Die Komplexität dieses "Peer reviews" und vielleicht auch die damit verbundenen vermeintlich zu hohen Kosten verleiten allerdings manche Verantwortungsträger/innen in der Forschungspolitik immer wieder dazu, die Leistungsfähigkeit der Forschung ausschließlich auf quantitative Größen zu reduzieren. So soll das Unmögliche möglich gemacht werden. Es wird gemessen und gewogen, was da so geforscht wird. Die ultimative Fehlentwicklung in dieser Beziehung ist die sogenannte "Wissensbilanz" der österreichischen Universitäten. Schon der Name "Wissensbilanz" ist irreführend, weil diese Statistik mit Wissen praktisch nichts zu tun hat. Die durch eine 32-seitige Verordnung des BMWF geregelte Maßnahme verpflichtet die österreichischen Universitäten jede noch so unbedeutende Leistung ihrer Forscher und Forscherinnen in einem unendlichen Zahlenmoloch im Detail aufzulisten, ohne die Qualität der jeweiligen Leistung in irgendeiner Form zu berücksichtigen.

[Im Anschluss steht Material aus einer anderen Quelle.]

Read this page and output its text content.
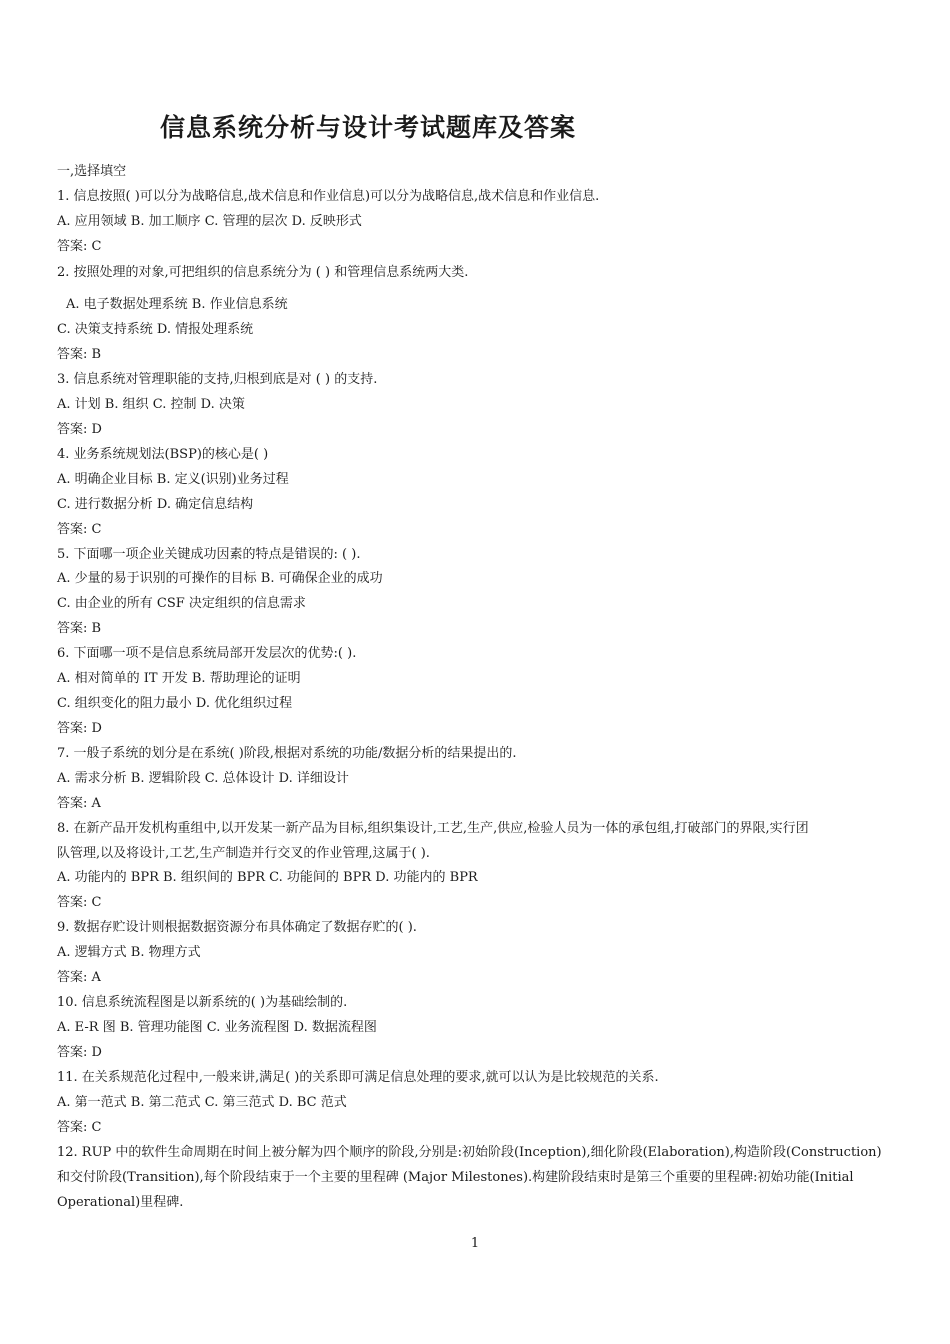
信息系统分析与设计考试题库及答案
一,选择填空
1. 信息按照( )可以分为战略信息,战术信息和作业信息)可以分为战略信息,战术信息和作业信息.
A. 应用领域 B. 加工顺序 C. 管理的层次 D. 反映形式
答案: C
2. 按照处理的对象,可把组织的信息系统分为 ( ) 和管理信息系统两大类.
A. 电子数据处理系统 B. 作业信息系统
C. 决策支持系统 D. 情报处理系统
答案: B
3. 信息系统对管理职能的支持,归根到底是对 ( ) 的支持.
A. 计划 B. 组织 C. 控制 D. 决策
答案: D
4. 业务系统规划法(BSP)的核心是( )
A. 明确企业目标 B. 定义(识别)业务过程
C. 进行数据分析 D. 确定信息结构
答案: C
5. 下面哪一项企业关键成功因素的特点是错误的: ( ).
A. 少量的易于识别的可操作的目标 B. 可确保企业的成功
C. 由企业的所有 CSF 决定组织的信息需求
答案: B
6. 下面哪一项不是信息系统局部开发层次的优势:( ).
A. 相对简单的 IT 开发 B. 帮助理论的证明
C. 组织变化的阻力最小 D. 优化组织过程
答案: D
7. 一般子系统的划分是在系统( )阶段,根据对系统的功能/数据分析的结果提出的.
A. 需求分析 B. 逻辑阶段 C. 总体设计 D. 详细设计
答案: A
8. 在新产品开发机构重组中,以开发某一新产品为目标,组织集设计,工艺,生产,供应,检验人员为一体的承包组,打破部门的界限,实行团
队管理,以及将设计,工艺,生产制造并行交叉的作业管理,这属于( ).
A. 功能内的 BPR B. 组织间的 BPR C. 功能间的 BPR D. 功能内的 BPR
答案: C
9. 数据存贮设计则根据数据资源分布具体确定了数据存贮的( ).
A. 逻辑方式 B. 物理方式
答案: A
10. 信息系统流程图是以新系统的( )为基础绘制的.
A. E-R 图 B. 管理功能图 C. 业务流程图 D. 数据流程图
答案: D
11. 在关系规范化过程中,一般来讲,满足( )的关系即可满足信息处理的要求,就可以认为是比较规范的关系.
A. 第一范式 B. 第二范式 C. 第三范式 D. BC 范式
答案: C
12. RUP 中的软件生命周期在时间上被分解为四个顺序的阶段,分别是:初始阶段(Inception),细化阶段(Elaboration),构造阶段(Construction)
和交付阶段(Transition),每个阶段结束于一个主要的里程碑 (Major Milestones).构建阶段结束时是第三个重要的里程碑:初始功能(Initial
Operational)里程碑.
1
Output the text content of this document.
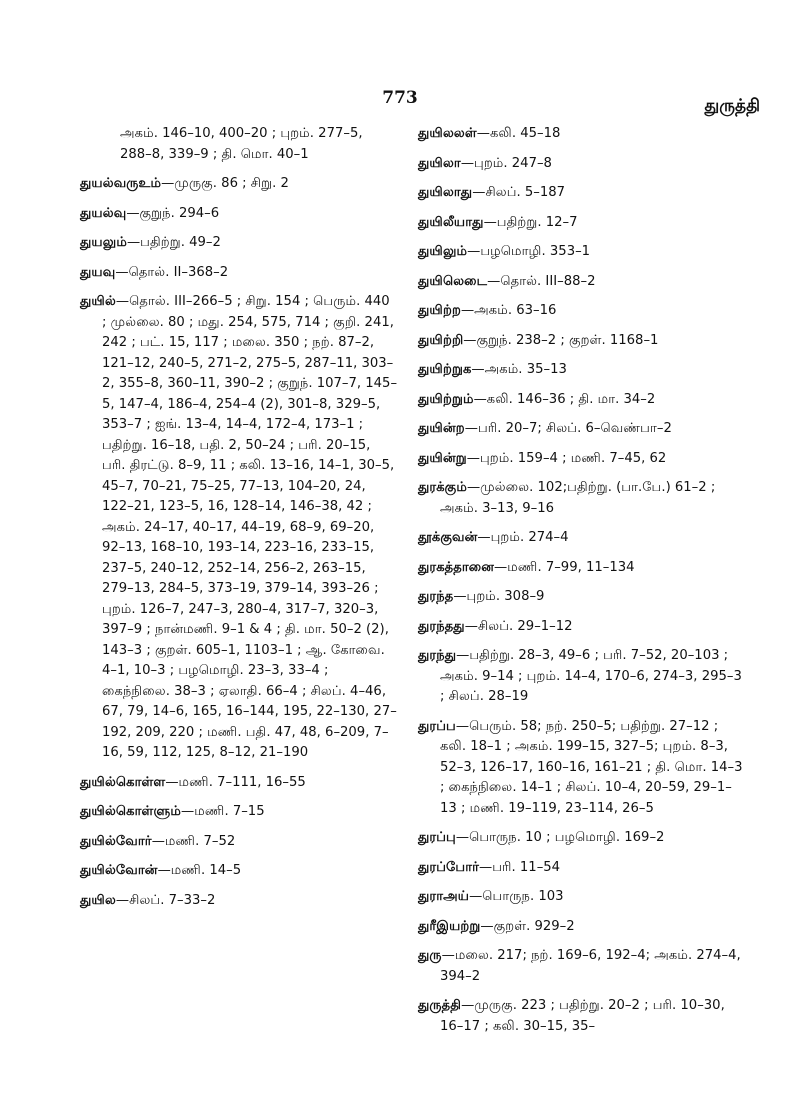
773	துருத்தி
அகம். 146–10, 400–20 ; புறம். 277–5, 288–8, 339–9 ; தி. மொ. 40–1
துயல்வருஉம்—முருகு. 86 ; சிறு. 2
துயல்வு—குறுந். 294–6
துயலும்—பதிற்று. 49–2
துயவு—தொல். II–368–2
துயில்—தொல். III–266–5 ; சிறு. 154 ; பெரும். 440 ; முல்லை. 80 ; மது. 254, 575, 714 ; குறி. 241, 242 ; பட். 15, 117 ; மலை. 350 ; நற். 87–2, 121–12, 240–5, 271–2, 275–5, 287–11, 303–2, 355–8, 360–11, 390–2 ; குறுந். 107–7, 145–5, 147–4, 186–4, 254–4 (2), 301–8, 329–5, 353–7 ; ஐங். 13–4, 14–4, 172–4, 173–1 ; பதிற்று. 16–18, பதி. 2, 50–24 ; பரி. 20–15, பரி. திரட்டு. 8–9, 11 ; கலி. 13–16, 14–1, 30–5, 45–7, 70–21, 75–25, 77–13, 104–20, 24, 122–21, 123–5, 16, 128–14, 146–38, 42 ; அகம். 24–17, 40–17, 44–19, 68–9, 69–20, 92–13, 168–10, 193–14, 223–16, 233–15, 237–5, 240–12, 252–14, 256–2, 263–15, 279–13, 284–5, 373–19, 379–14, 393–26 ; புறம். 126–7, 247–3, 280–4, 317–7, 320–3, 397–9 ; நான்மணி. 9–1 & 4 ; தி. மா. 50–2 (2), 143–3 ; குறள். 605–1, 1103–1 ; ஆ. கோவை. 4–1, 10–3 ; பழமொழி. 23–3, 33–4 ; கைந்நிலை. 38–3 ; ஏலாதி. 66–4 ; சிலப். 4–46, 67, 79, 14–6, 165, 16–144, 195, 22–130, 27–192, 209, 220 ; மணி. பதி. 47, 48, 6–209, 7–16, 59, 112, 125, 8–12, 21–190
துயில்கொள்ள—மணி. 7–111, 16–55
துயில்கொள்ளும்—மணி. 7–15
துயில்வோர்—மணி. 7–52
துயில்வோன்—மணி. 14–5
துயில—சிலப். 7–33–2
துயிலலள்—கலி. 45–18
துயிலா—புறம். 247–8
துயிலாது—சிலப். 5–187
துயிலீயாது—பதிற்று. 12–7
துயிலும்—பழமொழி. 353–1
துயிலெடை—தொல். III–88–2
துயிற்ற—அகம். 63–16
துயிற்றி—குறுந். 238–2 ; குறள். 1168–1
துயிற்றுக—அகம். 35–13
துயிற்றும்—கலி. 146–36 ; தி. மா. 34–2
துயின்ற—பரி. 20–7; சிலப். 6–வெண்பா–2
துயின்று—புறம். 159–4 ; மணி. 7–45, 62
துரக்கும்—முல்லை. 102;பதிற்று. (பா.பே.) 61–2 ; அகம். 3–13, 9–16
தூக்குவன்—புறம். 274–4
துரகத்தானை—மணி. 7–99, 11–134
துரந்த—புறம். 308–9
துரந்தது—சிலப். 29–1–12
துரந்து—பதிற்று. 28–3, 49–6 ; பரி. 7–52, 20–103 ; அகம். 9–14 ; புறம். 14–4, 170–6, 274–3, 295–3 ; சிலப். 28–19
துரப்ப—பெரும். 58; நற். 250–5; பதிற்று. 27–12 ; கலி. 18–1 ; அகம். 199–15, 327–5; புறம். 8–3, 52–3, 126–17, 160–16, 161–21 ; தி. மொ. 14–3 ; கைந்நிலை. 14–1 ; சிலப். 10–4, 20–59, 29–1–13 ; மணி. 19–119, 23–114, 26–5
துரப்பு—பொருந. 10 ; பழமொழி. 169–2
துரப்போர்—பரி. 11–54
துராஅய்—பொருந. 103
துரீஇயற்று—குறள். 929–2
துரு—மலை. 217; நற். 169–6, 192–4; அகம். 274–4, 394–2
துருத்தி—முருகு. 223 ; பதிற்று. 20–2 ; பரி. 10–30, 16–17 ; கலி. 30–15, 35–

Was bei der Auswertung solchen Unfugs herauskommt, kann man exemplarisch in einem Standard-Artikel zum Ranking der Forschungsleistungen österreichischer Unis vom 10. März 2009 nachlesen. Da werden unter dem Titel "Wissenschaft wird messbar" unterschiedlichste Publikationen ohne Rücksicht auf deren Qualität zusammengezählt, durch die Zahl der jeweiligen Uni-Bediensteten dividiert und eine darauf beruhende "Rangliste" erstellt.

Ministerielle Realsatire 

Da ist es gleichgültig, ob jemandem eine Publikation in Nature oder den Mitteilungen eines Schrebergartenvereins gelungen ist, ob man eine Monografie im Verlag der Oxford University Press oder eine Zusammenfassung für eine lokale Tagung verfasst hat. Alles zählt, und - wie zu befürchten ist - alles zahlt sich aus, weil, wie verlautet wird, diese Input-Output-Analyse als Diskussionsgrundlage für die Leistungsvereinbarungen zwischen Ministerium und Universitäten dienen wird.

Budgetzuweisungen auf Basis dieses statistischen Unsinns sind aber nicht nur unvernünftig, sondern geradezu wissenschaftsschädigend. Es zählt nämlich Masse statt Klasse, und Forschern/Forscherinnen wird signalisiert, dass eine große Zahl unbedeutender Leistungen allemal besser ist als einzelne Spitzenleistungen - eine Groteske mit (leider) realsatirischen Zügen.

Wird in Zukunft der Erfolg sportlicher Leistungen und die damit verbundene staatliche Förderung ebenfalls von der Zahl der absolvierten Veranstaltungen abhängen, auch wenn sie noch so unbedeutend sind? Wird die Qualität von Kunst oder Künstler staatlich danach gemessen, wie viele Stücke Sänger gesungen und Dirigenten dirigiert haben? Wird die Anzahl gemalter Bilder ein wichtiges Kriterium der Bewertung der Qualität bildender Kunst und der Kunstförderung werden? Ich fürchte mich schon vor Verordnungen zu Kunstbilanz und Sportbilanz.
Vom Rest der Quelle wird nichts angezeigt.